I am not psychic. I am bored of asking 'how high?' when you tell me to jump. I am sick of being reliant on you all for money. Stupid me for becoming a student. I am tired of always having to back down and be always being on your side, or your side or your side. I would like to be on my side. Which is no side at all. You're all wrong. I am sorry that sometimes I am thoughtless because I have an awful lot going on in my head. I am not feeling sorry for myself and I do not want to cry. I am not sad. I am merely frustrated that I have to constantly tip-toe on egg shells all of the time and yet if I am feeling sad or tearful or anxious or like crying, I am being melodramatic. And a troublemaker. And don't accuse me of not caring for our dogs. I do. I stress out. I take them to the vet. I complain to the vet about poor service. I trek to and fro across London. I may not have paid completely for things, but, trust me, I have paid.

So, shaddap. Stop fucking griping and guilt-tripping and moaning. And arguing.
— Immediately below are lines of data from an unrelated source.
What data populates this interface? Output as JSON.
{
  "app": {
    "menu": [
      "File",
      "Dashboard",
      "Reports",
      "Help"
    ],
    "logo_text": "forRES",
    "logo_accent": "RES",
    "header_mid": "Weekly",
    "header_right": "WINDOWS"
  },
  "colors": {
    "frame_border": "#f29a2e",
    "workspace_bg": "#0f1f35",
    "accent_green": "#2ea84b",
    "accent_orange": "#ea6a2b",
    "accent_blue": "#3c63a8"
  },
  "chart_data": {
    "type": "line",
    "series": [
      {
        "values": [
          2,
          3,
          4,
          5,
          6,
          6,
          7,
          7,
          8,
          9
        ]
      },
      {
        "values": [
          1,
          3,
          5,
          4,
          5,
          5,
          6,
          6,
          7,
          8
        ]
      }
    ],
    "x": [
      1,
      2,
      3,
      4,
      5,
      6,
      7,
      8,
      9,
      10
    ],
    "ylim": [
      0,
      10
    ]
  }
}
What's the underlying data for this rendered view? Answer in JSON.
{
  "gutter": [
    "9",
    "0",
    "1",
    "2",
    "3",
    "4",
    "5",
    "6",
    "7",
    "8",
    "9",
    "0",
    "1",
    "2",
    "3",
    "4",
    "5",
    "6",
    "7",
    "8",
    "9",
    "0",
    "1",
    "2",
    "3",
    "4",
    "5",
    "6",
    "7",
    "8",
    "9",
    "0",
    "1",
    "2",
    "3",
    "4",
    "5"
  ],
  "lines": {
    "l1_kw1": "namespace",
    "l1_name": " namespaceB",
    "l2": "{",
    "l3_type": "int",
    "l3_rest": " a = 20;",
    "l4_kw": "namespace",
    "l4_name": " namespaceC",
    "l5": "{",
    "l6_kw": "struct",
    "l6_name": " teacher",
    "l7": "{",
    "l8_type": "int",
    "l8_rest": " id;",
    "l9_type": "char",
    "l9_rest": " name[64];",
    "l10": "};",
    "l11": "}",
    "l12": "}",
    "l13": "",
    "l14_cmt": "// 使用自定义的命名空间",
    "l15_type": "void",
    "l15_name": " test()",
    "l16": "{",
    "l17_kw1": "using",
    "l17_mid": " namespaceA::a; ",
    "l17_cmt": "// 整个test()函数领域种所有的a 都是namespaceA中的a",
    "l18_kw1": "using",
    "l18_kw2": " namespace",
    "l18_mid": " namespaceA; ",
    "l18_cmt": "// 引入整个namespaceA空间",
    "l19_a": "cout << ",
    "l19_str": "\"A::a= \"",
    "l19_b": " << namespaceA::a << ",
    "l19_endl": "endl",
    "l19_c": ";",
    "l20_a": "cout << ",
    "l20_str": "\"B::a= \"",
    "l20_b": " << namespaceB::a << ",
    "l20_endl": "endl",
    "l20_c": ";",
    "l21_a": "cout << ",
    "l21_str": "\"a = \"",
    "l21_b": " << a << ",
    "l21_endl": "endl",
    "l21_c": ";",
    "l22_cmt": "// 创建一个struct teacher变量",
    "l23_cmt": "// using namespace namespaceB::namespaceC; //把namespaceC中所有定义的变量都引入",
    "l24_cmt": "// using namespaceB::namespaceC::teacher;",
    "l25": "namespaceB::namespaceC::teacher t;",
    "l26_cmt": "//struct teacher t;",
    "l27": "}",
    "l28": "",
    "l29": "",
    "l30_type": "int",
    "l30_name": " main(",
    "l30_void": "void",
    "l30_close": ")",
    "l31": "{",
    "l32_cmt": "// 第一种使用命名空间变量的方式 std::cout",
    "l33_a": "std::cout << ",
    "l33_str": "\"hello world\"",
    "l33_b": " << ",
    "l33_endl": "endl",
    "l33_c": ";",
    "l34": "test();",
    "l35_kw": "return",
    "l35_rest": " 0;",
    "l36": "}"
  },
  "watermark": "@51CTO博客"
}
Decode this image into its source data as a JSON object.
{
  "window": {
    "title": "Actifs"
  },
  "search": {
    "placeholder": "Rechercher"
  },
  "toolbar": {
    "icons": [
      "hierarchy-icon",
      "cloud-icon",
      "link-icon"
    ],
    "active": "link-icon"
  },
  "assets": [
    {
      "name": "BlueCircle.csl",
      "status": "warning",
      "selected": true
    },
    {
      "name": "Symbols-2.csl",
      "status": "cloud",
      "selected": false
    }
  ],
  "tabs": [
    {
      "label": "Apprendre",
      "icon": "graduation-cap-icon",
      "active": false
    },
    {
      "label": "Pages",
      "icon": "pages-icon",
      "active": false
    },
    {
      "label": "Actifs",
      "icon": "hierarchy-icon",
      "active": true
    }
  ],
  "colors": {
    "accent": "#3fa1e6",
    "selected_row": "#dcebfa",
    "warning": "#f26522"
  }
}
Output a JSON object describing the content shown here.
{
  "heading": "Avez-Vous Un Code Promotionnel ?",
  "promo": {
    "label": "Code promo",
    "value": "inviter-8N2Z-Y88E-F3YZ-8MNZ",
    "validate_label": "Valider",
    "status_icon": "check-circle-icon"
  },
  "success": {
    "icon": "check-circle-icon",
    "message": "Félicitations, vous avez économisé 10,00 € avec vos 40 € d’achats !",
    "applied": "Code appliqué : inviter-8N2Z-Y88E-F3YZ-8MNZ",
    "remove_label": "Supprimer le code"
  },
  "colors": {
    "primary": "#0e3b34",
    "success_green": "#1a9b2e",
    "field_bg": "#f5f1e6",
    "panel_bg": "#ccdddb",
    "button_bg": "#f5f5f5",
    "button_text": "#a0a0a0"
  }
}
I shouldn't be judgemental

but I don't like it when people cheapen themselves, know that I won't and don't approve and expect something more friendly than 'ok, well that was a bit cheap, wasn't it?' as a reply to their sordid, drunken fumblings.
This is my message to you Rudy:
I thought more of you than that, is all, I guess. I thought you of all people would not behave in a manner that you chastise others for behaving in and you can justify it all you like. I am not the one to judge you, you can do that all on your own. I just don't understand. I don't care how drunk, stoned or tired (or needy) you were. I don't care that you did it (I sure have heard worse) I just care that you felt the need to tell me, in the way that you did, like I cared and THEN got a bit annoyed that I had nothing to say in response to your big, grand revelation. Grow up. That's my advice. Grow up and concentrate on getting your degree. Stop drinking so much and getting yourself into situations that you are uncomfortable with. Your latest Facebook update was another thinly veiled cryptic message about regretful shenanigans. I dread to ask, so I won't. After all, I have an essay to write. See? Priorities. Dumbo!

Sunday 14 November 2010

How I Wasted Reading Week and how it all went wrong

Not only have I done no work, no reading, no planning and no dissertation stuff but I have now got a massive cut on my right thumb. OUCH! Being right-handed is at my disadvantage for the moment.
I am sure that my 2 assignments due on Tuesday will be done, after all they are only 2,500 words (altogether!). I shall be fine.
I worry too much. About time, money, the dogs, my thumb (although only since yesterday), my parents, my brothers, my future, my love life...
I need to take Valium perhaps.
The Apprentice is on so I shall watch that, then American Dad, then eat a biscuit then go to sleep, then wake up, trek to Mile End, attend lecture and seminar then DO SOME FUCKING WORK, then relax... It's a lot to get through.